Many companies have a lot of reasons to be thankful for the cloud. What most don’t realize is that the cloud has to thank the data centers. A good data center is vital for keeping up with the increasing demands of cloud computing customers.
And the industry changes a lot thanks to that. Plus, there are additional trends like specific workloads, the rise of Edge computing and other factors that play into the future of the data center. Let’s see what changes will be on the rise for data centers in 2020.
Life on the Edge
A few years ago Cisco predicted that 2020 would see the massive rise of IoT. And for IoT to work, Edge computing seems like a popular choice. This could also lead to changes in the way most data will be handled. As such the data centers could see some offloading of tasks, but that doesn’t mean they will linger in standby mode.
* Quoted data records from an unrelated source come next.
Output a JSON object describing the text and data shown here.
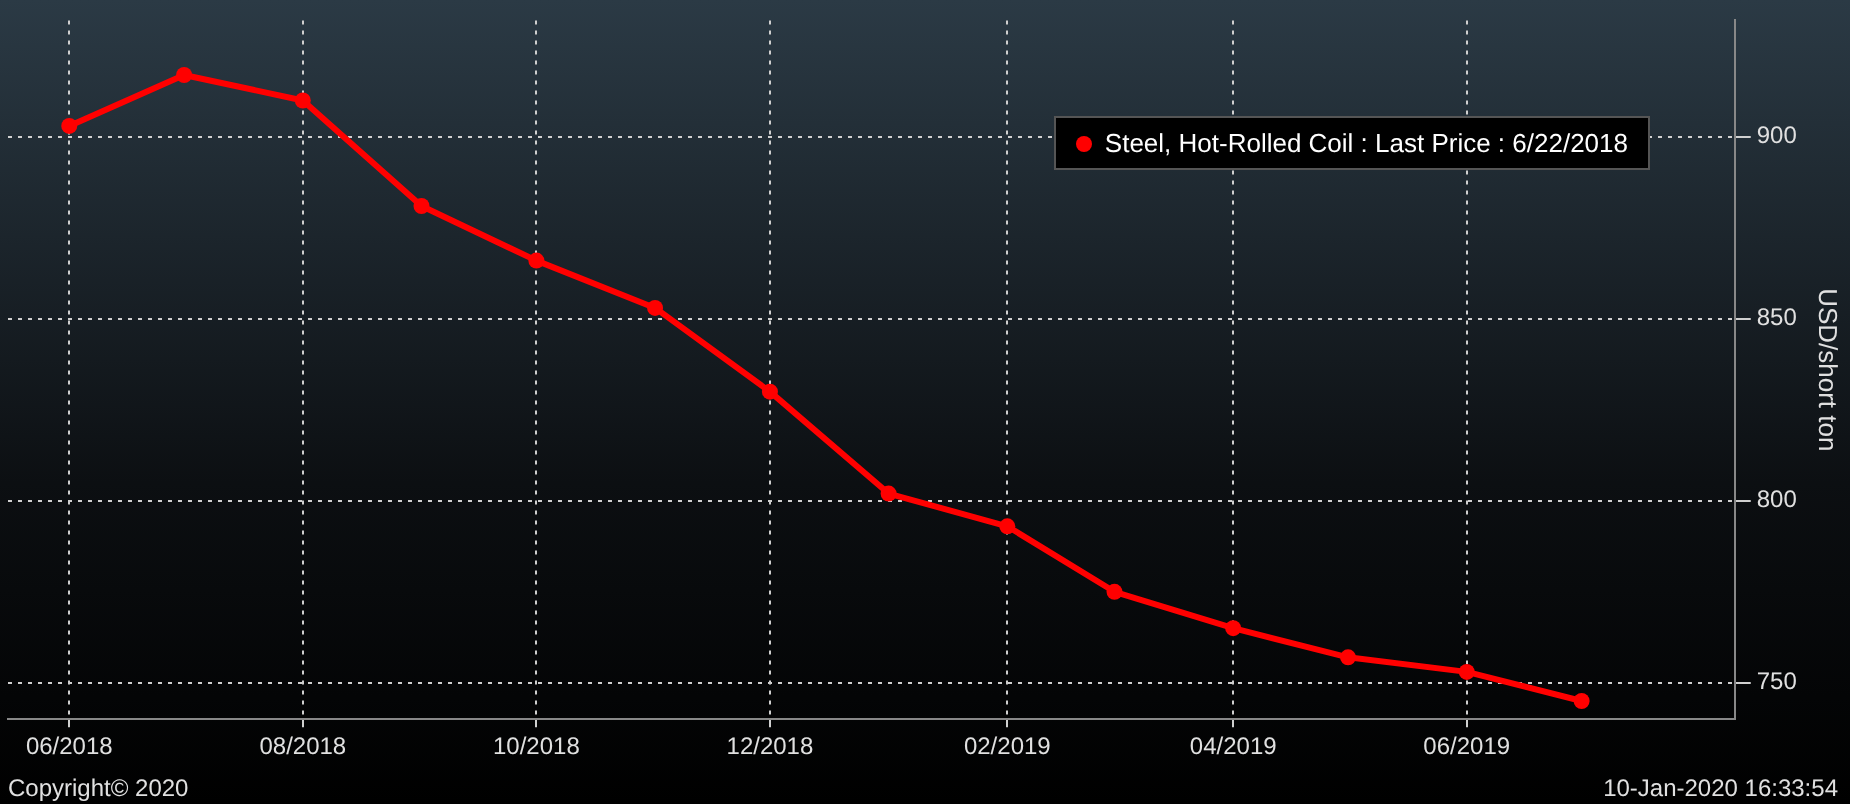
{
  "chart_data": {
    "type": "line",
    "ylabel": "USD/short ton",
    "x": [
      "2018-06",
      "2018-07",
      "2018-08",
      "2018-09",
      "2018-10",
      "2018-11",
      "2018-12",
      "2019-01",
      "2019-02",
      "2019-03",
      "2019-04",
      "2019-05",
      "2019-06",
      "2019-07"
    ],
    "series": [
      {
        "name": "Steel, Hot-Rolled Coil : Last Price : 6/22/2018",
        "color": "#ff0000",
        "values": [
          903,
          917,
          910,
          881,
          866,
          853,
          830,
          802,
          793,
          775,
          765,
          757,
          753,
          745
        ]
      }
    ],
    "xlim": [
      "2018-05-16",
      "2019-08-10"
    ],
    "xticks": [
      {
        "value": "2018-06",
        "label": "06/2018"
      },
      {
        "value": "2018-08",
        "label": "08/2018"
      },
      {
        "value": "2018-10",
        "label": "10/2018"
      },
      {
        "value": "2018-12",
        "label": "12/2018"
      },
      {
        "value": "2019-02",
        "label": "02/2019"
      },
      {
        "value": "2019-04",
        "label": "04/2019"
      },
      {
        "value": "2019-06",
        "label": "06/2019"
      }
    ],
    "ylim": [
      740,
      932
    ],
    "yticks": [
      750,
      800,
      850,
      900
    ],
    "grid": true,
    "legend": "top right",
    "marker": "circle",
    "line_style": "solid",
    "annotations": [
      "Copyright© 2020",
      "10-Jan-2020 16:33:54"
    ]
  }
}
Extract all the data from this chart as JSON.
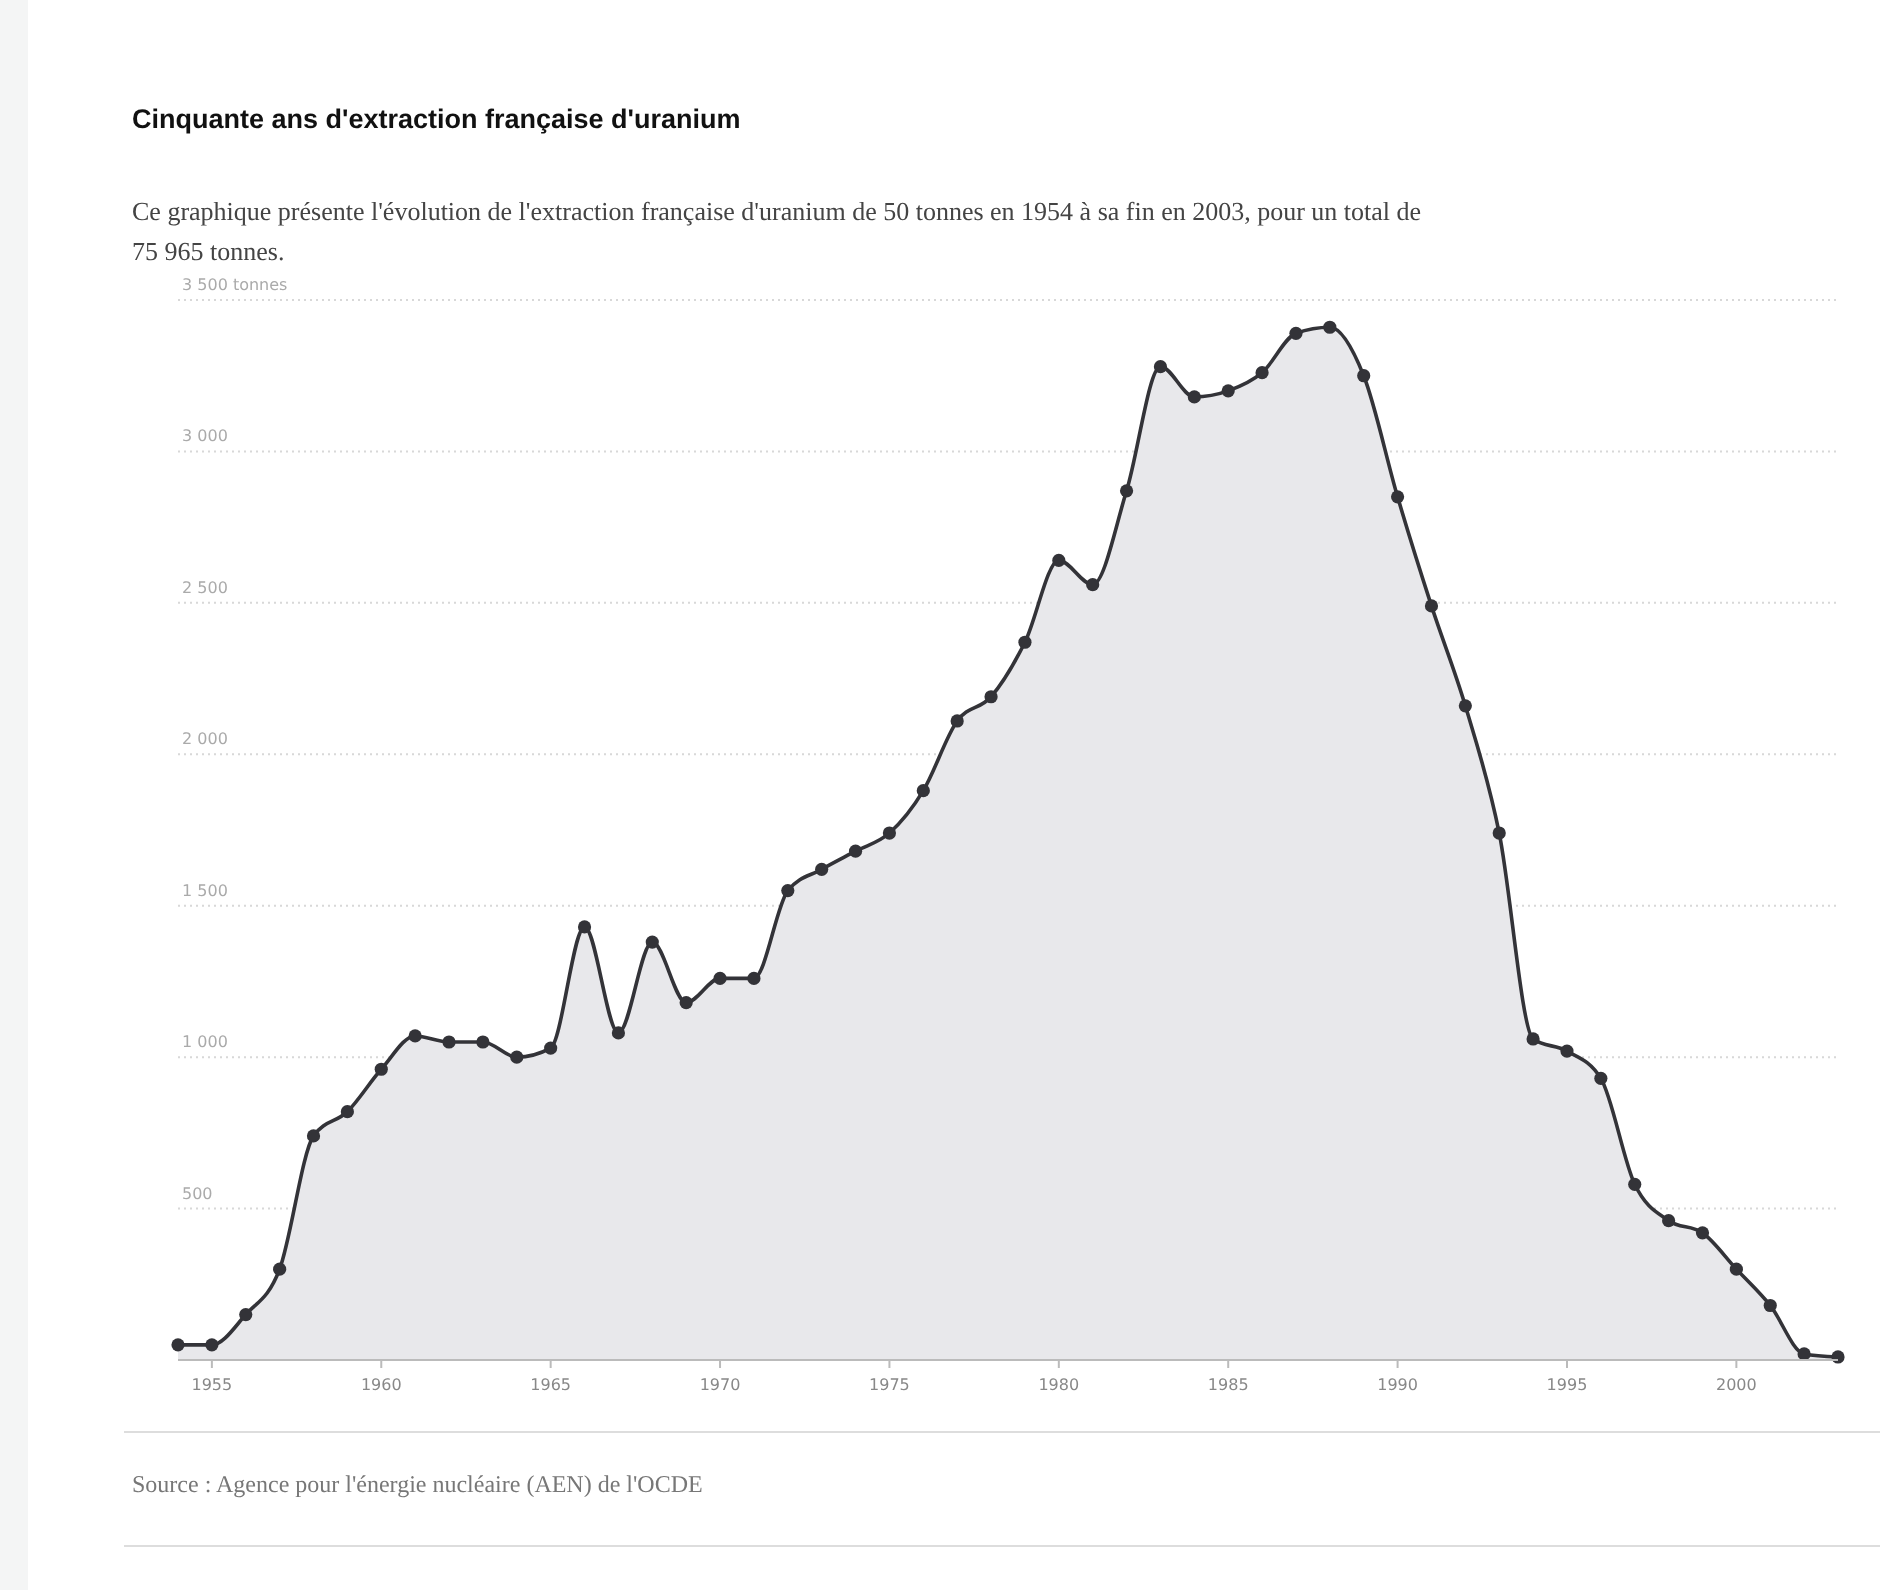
{
  "chart_data": {
    "type": "area",
    "title": "Cinquante ans d'extraction française d'uranium",
    "subtitle": "Ce graphique présente l'évolution de l'extraction française d'uranium de 50 tonnes en 1954 à sa fin en 2003, pour un total de 75 965 tonnes.",
    "x": [
      1954,
      1955,
      1956,
      1957,
      1958,
      1959,
      1960,
      1961,
      1962,
      1963,
      1964,
      1965,
      1966,
      1967,
      1968,
      1969,
      1970,
      1971,
      1972,
      1973,
      1974,
      1975,
      1976,
      1977,
      1978,
      1979,
      1980,
      1981,
      1982,
      1983,
      1984,
      1985,
      1986,
      1987,
      1988,
      1989,
      1990,
      1991,
      1992,
      1993,
      1994,
      1995,
      1996,
      1997,
      1998,
      1999,
      2000,
      2001,
      2002,
      2003
    ],
    "series": [
      {
        "color": "#333338",
        "values": [
          50,
          50,
          150,
          300,
          740,
          820,
          960,
          1070,
          1050,
          1050,
          1000,
          1030,
          1430,
          1080,
          1380,
          1180,
          1260,
          1260,
          1550,
          1620,
          1680,
          1740,
          1880,
          2110,
          2190,
          2370,
          2640,
          2560,
          2870,
          3280,
          3180,
          3200,
          3260,
          3390,
          3410,
          3250,
          2850,
          2490,
          2160,
          1740,
          1060,
          1020,
          930,
          580,
          460,
          420,
          300,
          180,
          20,
          10
        ]
      }
    ],
    "xlim": [
      1954,
      2003
    ],
    "xticks": [
      1955,
      1960,
      1965,
      1970,
      1975,
      1980,
      1985,
      1990,
      1995,
      2000
    ],
    "ylim": [
      0,
      3500
    ],
    "yticks": [
      500,
      {
        "value": 1000,
        "label": "1 000"
      },
      {
        "value": 1500,
        "label": "1 500"
      },
      {
        "value": 2000,
        "label": "2 000"
      },
      {
        "value": 2500,
        "label": "2 500"
      },
      {
        "value": 3000,
        "label": "3 000"
      },
      {
        "value": 3500,
        "label": "3 500 tonnes"
      }
    ],
    "grid": "y",
    "marker": "circle",
    "line_style": "solid",
    "annotations": [
      "Source : Agence pour l'énergie nucléaire (AEN) de l'OCDE"
    ]
  }
}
In fact, the rise of the Edge could mean that data centers will be free to focus on other types of work and be even busier. Container deployment, Kubernetes and massive AI projects that require lots and specific resources will dominate data centers. Diverse workloads will bring changes to data centers and their abilities.
High energy bills
As workloads get bigger and more specific, the energy consumption of data centers will continue rising. There are already talks about the high emissions data centers bring, along with their constant hunger for more electricity. As a result, data center owners are increasingly looking for alternative energy sources to address these issues. These sources often are expensive initially, so the bills will still go higher.
Open source love
Cloud computing in general has a big role in promoting open source. It showed providers and clients that open source doesn’t mean “open access” and that it can bring a lot of benefits. This will continue in 2020 as clients employ more multi-cloud strategies and want better integration between services and platforms.
Increased usage means that more and more functions of the data centers will require automation. This is the only way they can keep up with the demands and expectations. So, don’t be surprised to see AI-driven cloud solutions to start popping up.
More money coming
All of these changes don’t necessarily mean that data center providers will have to bear the increased costs alone. In fact, Uptime Institute forecasts increased capital inflow from investors. Data centers are seen as a niche long term investment and this makes them attractive to investors. And they will be looking to get in on the tech before it’s too late.
Climate changes, data protection, privacy demands and political landscapes will also play a big role in the world of data centers. Location matters not only for environmental and energy reasons. It also matters for local and international regulations and data usage. And regulating the IT industry is a hot topic these days, so this can trickle down to data centers as well.